FYI: A cucumber is not a vegetable but a fruit. So is a pumpkin and squash.

Measuring time


In class we’re discovering (or will discover gradually) that the concept of time is quite significant to human beings, for example in Gen 1.1–2.4a. In class we also learned that people of different times and places measured, and still measure time differently. People in the “far east” generally prefer the lunar calendar over the solar calendar in many ways (festivals, holidays, etc.)

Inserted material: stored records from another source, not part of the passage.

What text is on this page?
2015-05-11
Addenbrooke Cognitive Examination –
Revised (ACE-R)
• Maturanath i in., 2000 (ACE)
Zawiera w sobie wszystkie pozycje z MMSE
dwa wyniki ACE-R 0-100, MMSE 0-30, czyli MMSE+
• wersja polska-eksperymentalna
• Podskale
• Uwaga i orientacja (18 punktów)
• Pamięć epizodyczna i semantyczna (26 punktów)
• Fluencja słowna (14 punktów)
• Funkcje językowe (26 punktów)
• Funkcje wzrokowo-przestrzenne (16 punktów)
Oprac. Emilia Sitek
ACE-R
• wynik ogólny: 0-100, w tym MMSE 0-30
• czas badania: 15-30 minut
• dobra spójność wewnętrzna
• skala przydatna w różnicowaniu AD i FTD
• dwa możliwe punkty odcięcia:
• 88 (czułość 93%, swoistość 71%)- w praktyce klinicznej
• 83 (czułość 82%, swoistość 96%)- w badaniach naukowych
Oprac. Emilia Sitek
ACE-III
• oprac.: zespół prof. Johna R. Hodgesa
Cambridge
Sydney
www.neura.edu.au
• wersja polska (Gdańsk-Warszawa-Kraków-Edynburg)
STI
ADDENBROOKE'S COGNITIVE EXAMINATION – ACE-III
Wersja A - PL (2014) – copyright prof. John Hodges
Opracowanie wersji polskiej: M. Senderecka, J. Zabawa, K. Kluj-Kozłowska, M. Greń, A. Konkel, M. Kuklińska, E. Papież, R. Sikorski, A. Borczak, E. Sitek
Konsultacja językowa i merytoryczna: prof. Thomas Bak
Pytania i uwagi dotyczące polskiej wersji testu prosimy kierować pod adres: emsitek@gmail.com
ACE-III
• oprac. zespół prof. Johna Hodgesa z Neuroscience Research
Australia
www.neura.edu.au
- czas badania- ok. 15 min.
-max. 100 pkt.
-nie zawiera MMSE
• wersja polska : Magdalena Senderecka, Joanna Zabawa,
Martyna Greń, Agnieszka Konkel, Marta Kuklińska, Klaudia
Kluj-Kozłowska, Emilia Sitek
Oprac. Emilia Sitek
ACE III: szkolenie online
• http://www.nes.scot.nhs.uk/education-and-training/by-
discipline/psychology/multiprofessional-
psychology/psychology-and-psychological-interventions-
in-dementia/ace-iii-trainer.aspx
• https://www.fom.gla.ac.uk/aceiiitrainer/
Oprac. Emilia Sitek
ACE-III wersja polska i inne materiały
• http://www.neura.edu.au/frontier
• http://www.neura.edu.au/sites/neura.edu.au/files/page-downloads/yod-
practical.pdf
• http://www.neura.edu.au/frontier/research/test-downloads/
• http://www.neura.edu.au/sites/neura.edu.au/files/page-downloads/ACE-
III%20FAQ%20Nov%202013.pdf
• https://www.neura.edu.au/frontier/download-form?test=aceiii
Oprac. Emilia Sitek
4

In your syllabus (Bible courses) see under “Recommended books.” There you will notice that the Jewish Publication Society published the Tanakh in AD 1985, which is, according to the Jewish calendar, year 5748. The Jewish year begins in the fall with Rosh Hashanah (= head/beginning of the year). The lunar year generally begins about a month or two after the solar new year. Confusing, yes? Well, below are some alternative ways people figure out what year it is.

To see what year it is according to the Jewish calendar, add 3760 to the Gregorian year. For example, Anno Domini (= year of the Lord) 2000 is Anno Mundi (= year of the world) 5760.

To see what year it is according to the Korean calendar, add 2333 to the Gregorian year. For example, Anno Domini 2000 is Korean year 4333.

To see what year it is according to the Tibetan calendar, add 127 to the Gregorian year. For example, Anno Domini 2000 is Tibetan year 2127.